Do you have some other ideas for key review moves to ensure your students’ success? If you do, email me back to let me know.

Once that’s in place, do flashcards

The checklist above is a good start. Once you’ve done that (or as you do that), you can also have your students dig into the electronic flashcards, multiple choice questions, and FRQs on sciencemusicvideos.com. So that your students use these interactive flashcards the right way, I have short instructional videos about each one. For this week, you might want to show your students. Follow this link to view it on the Flashcard Page.

Email 35 (sent on 4/24/21): FRQ Success Strategies from AP Bio Readers

In last week’s email, I shared my AP Bio Exam Review Checklist (see above): the best of what I had to offer in terms of AP Bio review strategies.

As a follow up to that, I’d like to invite you to a special session of our Thursday evening AP Bio Planning sessions.

FRQ Success Strategies from AP Bio Readers

On Thursday, at 5pm PST, four or five AP Bio readers will share their best advice for how to prepare your students to succeed on this year’s FRQs.

The teachers are:

  • Kelley Derrick, AP Bio Teacher at Wausau West High School in Wisconsin
  • Jason Cox, AP Bio Teacher at Charlestown High School in Indiana.
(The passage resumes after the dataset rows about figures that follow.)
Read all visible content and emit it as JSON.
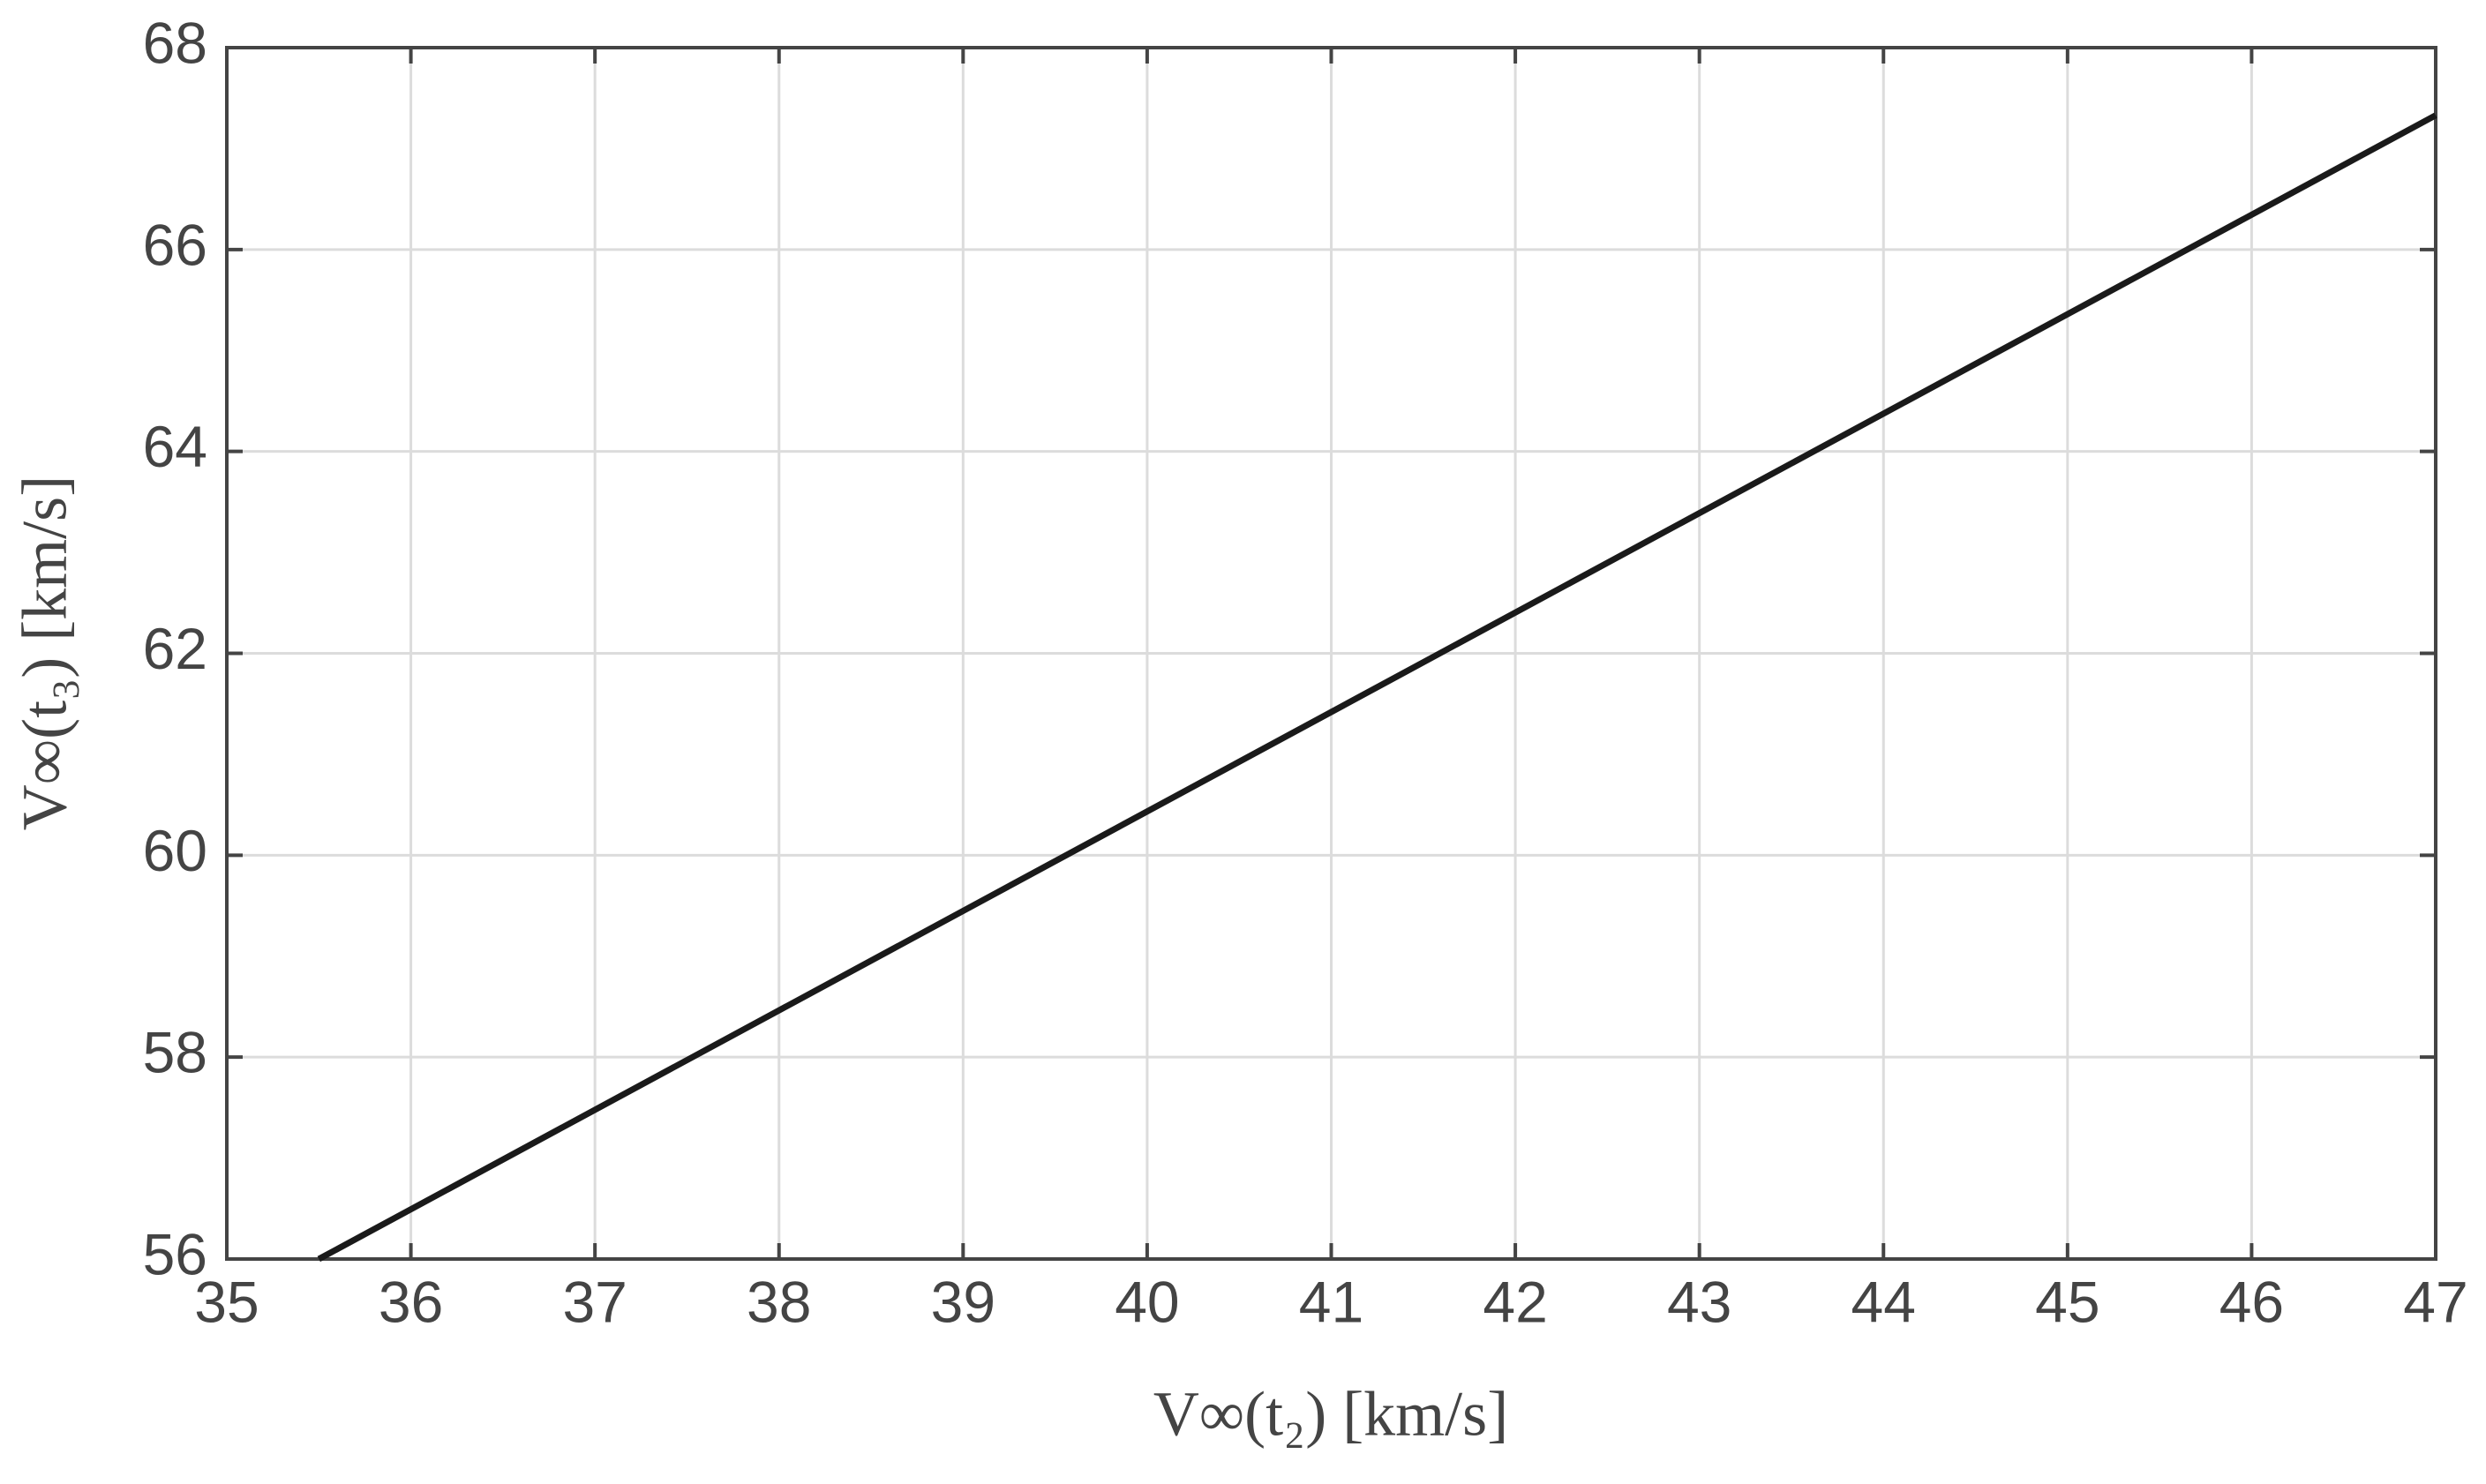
{
  "chart_data": {
    "type": "line",
    "x_label": "V∞(t₂) [km/s]",
    "y_label": "V∞(t₃) [km/s]",
    "x": [
      35.5,
      47
    ],
    "series": [
      {
        "color": "#1a1a1a",
        "values": [
          56.0,
          67.33
        ]
      }
    ],
    "xlim": [
      35,
      47
    ],
    "xticks": [
      35,
      36,
      37,
      38,
      39,
      40,
      41,
      42,
      43,
      44,
      45,
      46,
      47
    ],
    "ylim": [
      56,
      68
    ],
    "yticks": [
      56,
      58,
      60,
      62,
      64,
      66,
      68
    ],
    "grid": true
  }
}
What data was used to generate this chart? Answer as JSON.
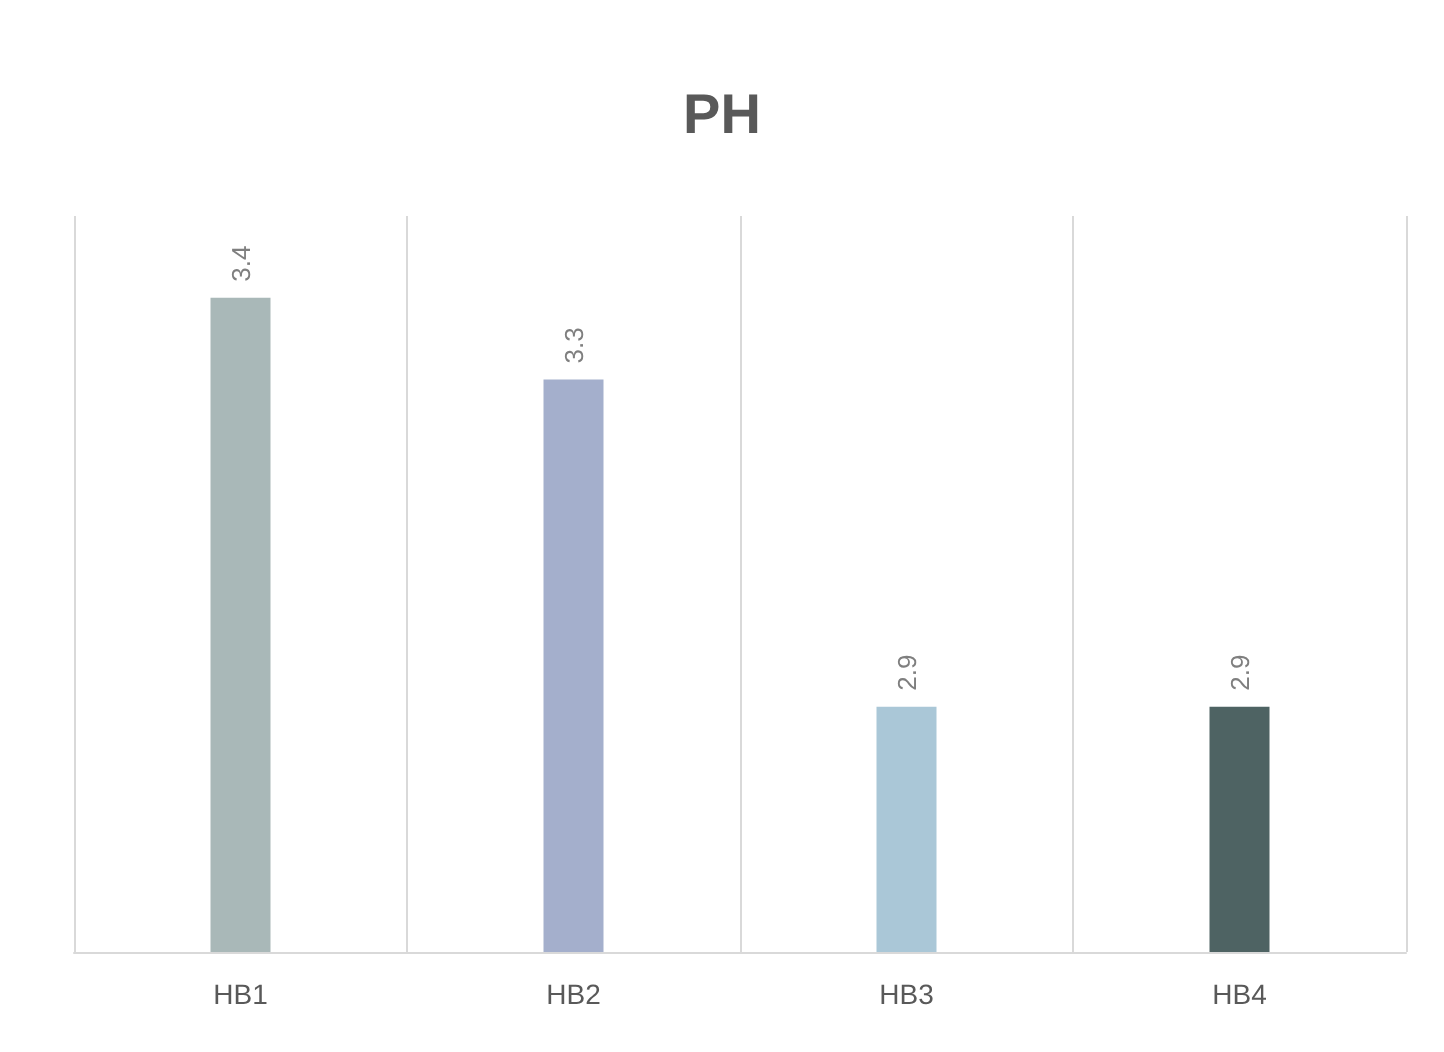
{
  "chart_data": {
    "type": "bar",
    "title": "PH",
    "categories": [
      "HB1",
      "HB2",
      "HB3",
      "HB4"
    ],
    "values": [
      3.4,
      3.3,
      2.9,
      2.9
    ],
    "colors": [
      "#a9b8b8",
      "#a4afcc",
      "#aac7d7",
      "#4e6363"
    ],
    "ylim": [
      2.6,
      3.5
    ],
    "data_labels": true,
    "grid": "x",
    "tick_labels": "x"
  }
}
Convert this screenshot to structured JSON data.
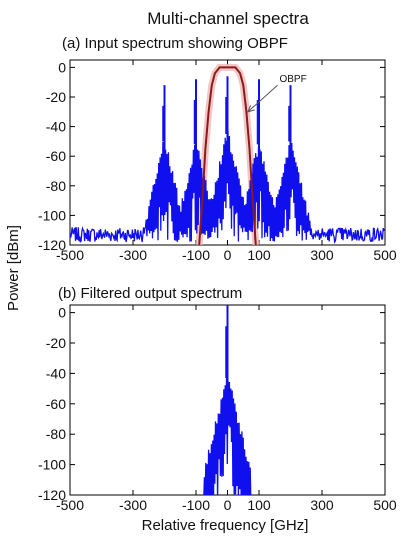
{
  "figure": {
    "title": "Multi-channel spectra",
    "ylabel": "Power [dBm]",
    "xlabel": "Relative frequency [GHz]"
  },
  "colors": {
    "spectrum": "#1010ee",
    "filter": "#8b1a1a",
    "filter_glow": "#f0b8b8"
  },
  "chart_data": [
    {
      "type": "line",
      "title": "(a) Input spectrum showing OBPF",
      "xlim": [
        -500,
        500
      ],
      "ylim": [
        -120,
        5
      ],
      "xticks": [
        -500,
        -300,
        -100,
        0,
        100,
        300,
        500
      ],
      "yticks": [
        0,
        -20,
        -40,
        -60,
        -80,
        -100,
        -120
      ],
      "noise_floor": [
        -118,
        -108
      ],
      "series": [
        {
          "kind": "spectrum",
          "channels": [
            {
              "center": -200,
              "peak": -12,
              "modulation_top": -45,
              "sideband_halfwidth": 70
            },
            {
              "center": -100,
              "peak": -8,
              "modulation_top": -47,
              "sideband_halfwidth": 70
            },
            {
              "center": 0,
              "peak": -6,
              "modulation_top": -40,
              "sideband_halfwidth": 70
            },
            {
              "center": 100,
              "peak": -8,
              "modulation_top": -47,
              "sideband_halfwidth": 70
            },
            {
              "center": 200,
              "peak": -12,
              "modulation_top": -45,
              "sideband_halfwidth": 70
            }
          ]
        },
        {
          "kind": "filter",
          "center": 0,
          "flat_top_halfwidth": 25,
          "points": [
            [
              -90,
              -120
            ],
            [
              -80,
              -90
            ],
            [
              -70,
              -55
            ],
            [
              -60,
              -30
            ],
            [
              -50,
              -12
            ],
            [
              -40,
              -4
            ],
            [
              -25,
              0
            ],
            [
              0,
              0
            ],
            [
              25,
              0
            ],
            [
              40,
              -4
            ],
            [
              50,
              -12
            ],
            [
              60,
              -30
            ],
            [
              70,
              -55
            ],
            [
              80,
              -90
            ],
            [
              90,
              -120
            ]
          ]
        }
      ],
      "annotations": [
        {
          "text": "OBPF",
          "x": 165,
          "y": -10,
          "arrow_to": [
            65,
            -30
          ]
        }
      ]
    },
    {
      "type": "line",
      "title": "(b) Filtered output spectrum",
      "xlim": [
        -500,
        500
      ],
      "ylim": [
        -120,
        5
      ],
      "xticks": [
        -500,
        -300,
        -100,
        0,
        100,
        300,
        500
      ],
      "yticks": [
        0,
        -20,
        -40,
        -60,
        -80,
        -100,
        -120
      ],
      "series": [
        {
          "kind": "spectrum",
          "channels": [
            {
              "center": 0,
              "peak": 5,
              "modulation_top": -38,
              "sideband_halfwidth": 75
            }
          ]
        }
      ]
    }
  ]
}
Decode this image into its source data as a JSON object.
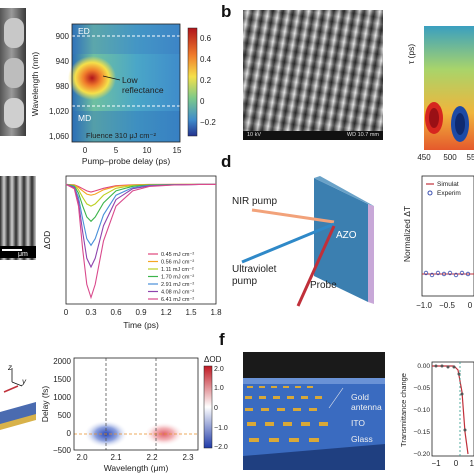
{
  "panels": {
    "b_letter": "b",
    "d_letter": "d",
    "f_letter": "f"
  },
  "top_left": {
    "yticks": [
      "900",
      "940",
      "980",
      "1,020",
      "1,060"
    ],
    "ylabel": "Wavelength (nm)",
    "xticks": [
      "0",
      "5",
      "10",
      "15"
    ],
    "xlabel": "Pump–probe delay (ps)",
    "ed_label": "ED",
    "md_label": "MD",
    "annotation": "Low\nreflectance",
    "fluence": "Fluence 310 μJ cm⁻²",
    "colorbar_ticks": [
      "0.6",
      "0.4",
      "0.2",
      "0",
      "−0.2"
    ]
  },
  "sem_b": {
    "footer_left": "10 kV",
    "footer_right": "WD 10.7 mm"
  },
  "top_right": {
    "ylabel": "τ (ps)",
    "xticks": [
      "450",
      "500",
      "55"
    ]
  },
  "mid_left": {
    "scale_label": "μm"
  },
  "mid_chart": {
    "ylabel": "ΔOD",
    "xlabel": "Time (ps)",
    "xticks": [
      "0",
      "0.3",
      "0.6",
      "0.9",
      "1.2",
      "1.5",
      "1.8"
    ]
  },
  "chart_data": {
    "type": "line",
    "xlabel": "Time (ps)",
    "ylabel": "ΔOD",
    "xlim": [
      0,
      1.8
    ],
    "x": [
      0.0,
      0.1,
      0.15,
      0.2,
      0.25,
      0.3,
      0.35,
      0.45,
      0.6,
      0.8,
      1.0,
      1.3,
      1.6,
      1.8
    ],
    "series": [
      {
        "name": "0.45 mJ cm⁻²",
        "color": "#e0457b",
        "values": [
          0,
          -0.002,
          -0.01,
          -0.02,
          -0.03,
          -0.035,
          -0.03,
          -0.018,
          -0.006,
          -0.002,
          0,
          0,
          0,
          0
        ]
      },
      {
        "name": "0.56 mJ cm⁻²",
        "color": "#f5a623",
        "values": [
          0,
          -0.003,
          -0.015,
          -0.03,
          -0.045,
          -0.05,
          -0.045,
          -0.025,
          -0.009,
          -0.003,
          -0.001,
          0,
          0,
          0
        ]
      },
      {
        "name": "1.11 mJ cm⁻²",
        "color": "#bcd020",
        "values": [
          0,
          -0.005,
          -0.025,
          -0.06,
          -0.09,
          -0.1,
          -0.09,
          -0.05,
          -0.018,
          -0.005,
          -0.002,
          0,
          0,
          0
        ]
      },
      {
        "name": "1.70 mJ cm⁻²",
        "color": "#3cb44b",
        "values": [
          0,
          -0.008,
          -0.04,
          -0.1,
          -0.15,
          -0.17,
          -0.15,
          -0.085,
          -0.03,
          -0.009,
          -0.003,
          -0.001,
          0,
          0
        ]
      },
      {
        "name": "2.91 mJ cm⁻²",
        "color": "#4a90d9",
        "values": [
          0,
          -0.012,
          -0.06,
          -0.16,
          -0.25,
          -0.28,
          -0.25,
          -0.14,
          -0.05,
          -0.015,
          -0.005,
          -0.002,
          0,
          0
        ]
      },
      {
        "name": "4.08 mJ cm⁻²",
        "color": "#8e44ad",
        "values": [
          0,
          -0.015,
          -0.08,
          -0.22,
          -0.34,
          -0.38,
          -0.34,
          -0.19,
          -0.07,
          -0.02,
          -0.007,
          -0.002,
          0,
          0
        ]
      },
      {
        "name": "6.41 mJ cm⁻²",
        "color": "#d94a8c",
        "values": [
          0,
          -0.02,
          -0.1,
          -0.3,
          -0.46,
          -0.52,
          -0.46,
          -0.26,
          -0.1,
          -0.03,
          -0.01,
          -0.003,
          0,
          0
        ]
      }
    ]
  },
  "diagram_d": {
    "nir_pump": "NIR pump",
    "uv_pump_line1": "Ultraviolet",
    "uv_pump_line2": "pump",
    "probe": "Probe",
    "azo": "AZO"
  },
  "mid_right": {
    "ylabel": "Normalized ΔT",
    "legend1": "Simulat",
    "legend2": "Experim",
    "xticks": [
      "−1.0",
      "−0.5",
      "0"
    ]
  },
  "bottom_left": {
    "axis_z": "z",
    "axis_y": "y"
  },
  "bottom_chart": {
    "ylabel": "Delay (fs)",
    "xlabel": "Wavelength (μm)",
    "yticks": [
      "2000",
      "1500",
      "1000",
      "500",
      "0",
      "−500"
    ],
    "xticks": [
      "2.0",
      "2.1",
      "2.2",
      "2.3"
    ],
    "cb_title": "ΔOD",
    "cb_ticks": [
      "2.0",
      "1.0",
      "0",
      "−1.0",
      "−2.0"
    ]
  },
  "diagram_f": {
    "gold_line1": "Gold",
    "gold_line2": "antenna",
    "ito": "ITO",
    "glass": "Glass"
  },
  "bottom_right": {
    "ylabel": "Transmittance change",
    "yticks": [
      "0.00",
      "−0.05",
      "−0.10",
      "−0.15",
      "−0.20"
    ],
    "xticks": [
      "−1",
      "0",
      "1"
    ]
  }
}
Jason was Indiana’s 2019 Outstanding Biology Teacher.  He’s been leading Academic Team and Science Olympiad for nearly 20 years, and he’s also been a national presenter for the National Math and Science Initiative for the past decade.
  • Allison Kittay. Allison is an Education Consultant who taught AP Biology for 16 years at El Cerrito High School and 16 years at Redwood High School, both in the Bay Area. She has been an AP Biology Exam reader for over 20 years, and a College Board Consultant since 2002. She’s also a consultant for the College Board, and the UC Berkeley Museum of Paleontology
  • Tom Freeman, AP Bio Teacher at Esperanza High School in Anaheim California. Tom has been an AP Reader since 2010. He’s also the National Association of Biology Teachers Regional Director for Region IX (the whole West Coast) and a member of the NABT Professional Development Committee.
  • Corey Mullins, AP Bio Teacher and science department chairperson at Turpin High School in Cincinnati, Ohio. Corey has been a reader since 2010, and has also served as a table leader, and this year she’s going to be a question leader.
On Thursday night, each panelist will share their best ideas about how to prepare students for the FRQ portion of the exam. Our specific focus will be on how to successfully respond to the AP Bio task verbs (describe, predict, calculate, etc.) that make up the core of each question. After a short presentation, you’ll be able to ask questions.